Ginsburg aptly described the ruling as “a decision of startling breadth.” Never before has the court extended such protection for religious freedom to “the commercial, profit-making world.” Hobby Lobby and Conestoga do not have to operate as corporations. They choose to do so, presumably because of the favorable conditions, including limited liability. With that choice comes certain obligations, which, in many ways, reflect a diverse and secular marketplace, with polls showing that roughly 90 percent of Americans find contraception morally acceptable.
Court precedent holds that accommodations to religious beliefs must not impinge on the interests of others. Tellingly, the majority skips past this thinking to base its ruling in the Religious Freedom Restoration Act of 1993. Yet that law features its own standard, in this case, that the contraception requirement prove a “substantial burden” on the exercise of religion.
Hard to see such a burden. The companies are not required to offer insurance coverage. The penalty for not doing so would likely be less costly. The corporation could have employees buy coverage on their own through the insurance exchanges.

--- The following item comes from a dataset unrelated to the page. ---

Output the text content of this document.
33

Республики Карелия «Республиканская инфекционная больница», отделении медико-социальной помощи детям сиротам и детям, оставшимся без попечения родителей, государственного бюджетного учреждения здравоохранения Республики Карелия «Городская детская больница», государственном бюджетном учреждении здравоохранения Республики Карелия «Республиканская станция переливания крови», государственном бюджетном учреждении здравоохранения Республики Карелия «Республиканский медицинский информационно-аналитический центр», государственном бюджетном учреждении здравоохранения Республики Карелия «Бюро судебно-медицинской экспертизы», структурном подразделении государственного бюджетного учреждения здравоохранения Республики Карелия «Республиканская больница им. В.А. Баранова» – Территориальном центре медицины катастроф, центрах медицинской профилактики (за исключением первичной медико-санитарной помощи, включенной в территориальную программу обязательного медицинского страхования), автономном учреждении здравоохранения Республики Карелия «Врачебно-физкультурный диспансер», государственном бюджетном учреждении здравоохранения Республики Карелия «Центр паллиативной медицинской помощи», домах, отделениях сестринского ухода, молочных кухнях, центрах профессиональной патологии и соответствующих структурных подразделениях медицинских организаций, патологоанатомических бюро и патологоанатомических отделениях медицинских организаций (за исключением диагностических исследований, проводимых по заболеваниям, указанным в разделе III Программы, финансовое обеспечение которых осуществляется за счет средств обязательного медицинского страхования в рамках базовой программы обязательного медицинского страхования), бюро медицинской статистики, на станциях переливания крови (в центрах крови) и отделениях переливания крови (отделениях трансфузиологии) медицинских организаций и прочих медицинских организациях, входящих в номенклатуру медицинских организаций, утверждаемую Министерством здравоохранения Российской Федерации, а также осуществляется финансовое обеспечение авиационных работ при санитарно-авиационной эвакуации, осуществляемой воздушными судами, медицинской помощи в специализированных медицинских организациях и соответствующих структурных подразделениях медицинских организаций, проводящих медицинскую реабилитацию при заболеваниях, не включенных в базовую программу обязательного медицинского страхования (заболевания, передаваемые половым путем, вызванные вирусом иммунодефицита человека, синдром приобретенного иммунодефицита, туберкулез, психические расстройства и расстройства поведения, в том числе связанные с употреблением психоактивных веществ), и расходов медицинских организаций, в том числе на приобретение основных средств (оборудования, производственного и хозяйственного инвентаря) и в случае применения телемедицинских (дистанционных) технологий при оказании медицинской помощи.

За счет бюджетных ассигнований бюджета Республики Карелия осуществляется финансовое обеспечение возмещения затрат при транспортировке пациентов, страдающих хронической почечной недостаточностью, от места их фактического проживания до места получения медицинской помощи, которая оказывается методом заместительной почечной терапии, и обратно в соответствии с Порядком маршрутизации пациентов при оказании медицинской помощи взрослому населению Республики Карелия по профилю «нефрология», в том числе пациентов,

What should not be overlooked is the burden placed on employees to make way for the religious preference of their employer. The required package of benefits under the Affordable Care Act reflects the consensus of medical experts. Many workers may not share the same religious beliefs of the corporate leadership, yet they would be put at a disadvantage.
Companies often note, and accurately so, that employee compensation should be viewed in full, benefits as part of pay. True also is that companies hardly dictate how workers spend what they earn. That is up to the employee, and health insurance is no different. It is compensation. A corporation that draws on a diverse market for skilled workers should not be allowed to have it both ways, citing a burden on its religious liberty, failing, along with the Supreme Court, to see the greater burden for others.